L’échange de données est donc un axe clé à développer, et nombreux sont les acteurs concernés : constructeurs, loueurs, opérateurs de transport, assureurs, publicitaires… et acteurs publics.

Comment permettre aux usagers des transports publics de zones mal desservies d’optimiser leurs voyages quotidiens domicile/travail via un service de transport à la demande ?

Proposé par Shell, ce challenge vise à trouver des solutions modulables et adaptées à des situations trop spécifiques pour y déployer des infrastructures lourdes ou des points de parcours trop figés.

A Paris, comme dans les autres grandes villes, le réseau de transports en commun est fixe : métro, trams, bus… les infrastructures sont lourdes. Cependant, à l’ère du numérique, les usagers ont besoin de plus de liberté et de customisation de leur trajet. Les infrastructures lourdes ne seraient pas la bonne réponse à des besoins très personnalisés, à des horaires particuliers, où la demande ne suffirait pas à couvrir les coûts.

Dans ce cadre, Shell nous souhaite tester un système de navette à la demande dans les zones mal desservies par ces infrastructures répondant au plus grand nombre. L’objectif est de rendre les itinéraires domicile-travail beaucoup plus fluides et agréables pour les passagers.

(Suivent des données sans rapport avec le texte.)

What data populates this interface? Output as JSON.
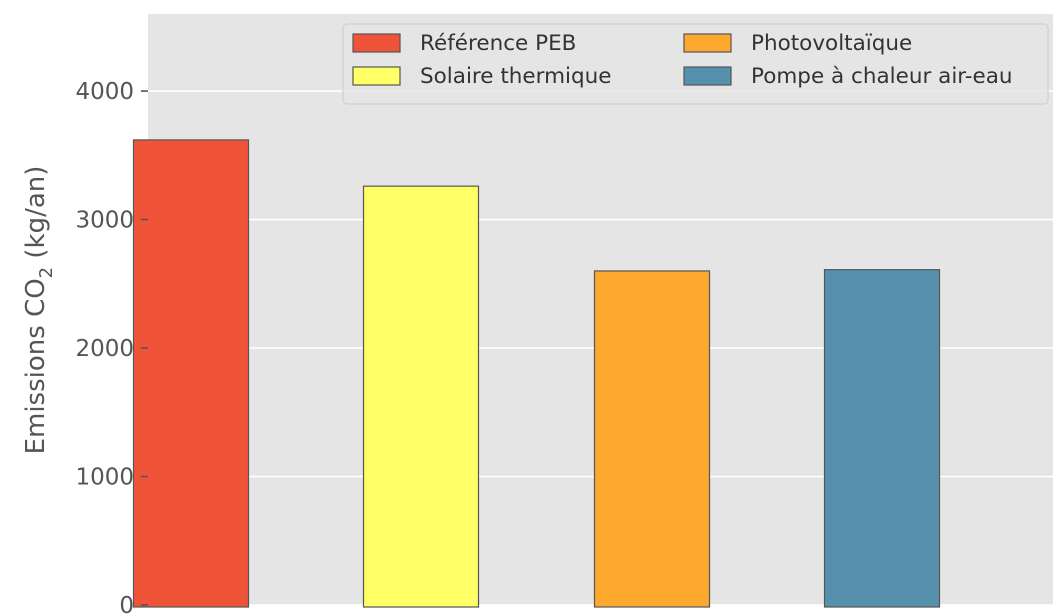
{
  "chart_data": {
    "type": "bar",
    "categories": [
      "Référence PEB",
      "Solaire thermique",
      "Photovoltaïque",
      "Pompe à chaleur air-eau"
    ],
    "values": [
      3620,
      3260,
      2600,
      2610
    ],
    "colors": [
      "#f05438",
      "#ffff66",
      "#fea82e",
      "#5591ad"
    ],
    "ylabel": {
      "prefix": "Emissions CO",
      "subscript": "2",
      "suffix": " (kg/an)"
    },
    "yticks": [
      "0",
      "1000",
      "2000",
      "3000",
      "4000"
    ],
    "ylim": [
      0,
      4600
    ],
    "grid": true,
    "legend": {
      "placement": "top-right",
      "columns": 2
    },
    "style": {
      "background": "#e5e5e5",
      "grid_color": "#ffffff",
      "bar_edge": "#555555",
      "text_color": "#555555"
    }
  }
}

Ce modèle commence à se développer à travers des services tels que Chariot (Ford) à New York et Londres notamment, ou à des expérimentations comme Lyft Shuttle. Qu’il s’agisse de trajets prédéfinis avec des arrêts virtuels (sans abris bus), à des horaires variables (évolution de la régularité en fonction de la demande, où passant par des points précis en fonction des passagers (modèle d’Uber Pool), les possibilités sont nombreuses.

Comment suivre ces trois challenges ?

Actuellement en train d’être formées, les équipes sont en quêtes de nouveaux partenaires. Le processus de sélection commencera le 10 septembre 2018, au NUMA. Pour chaque challenge, les équipes vont chercher à comprendre les contraintes, les freins et les besoins des usagers de la mobilité en Ile de France.

Enfin, l’éape finale aura lieu le 31 janvier 2019, avec un DemoDay pour voir les résultats et clôturer cette saison 2 de CityMakers. Ce rythme de sept mois permettra de construire très rapidement des solutions pertinentes pour l’usager, qui auront un véritable impact business pour les entreprises demain.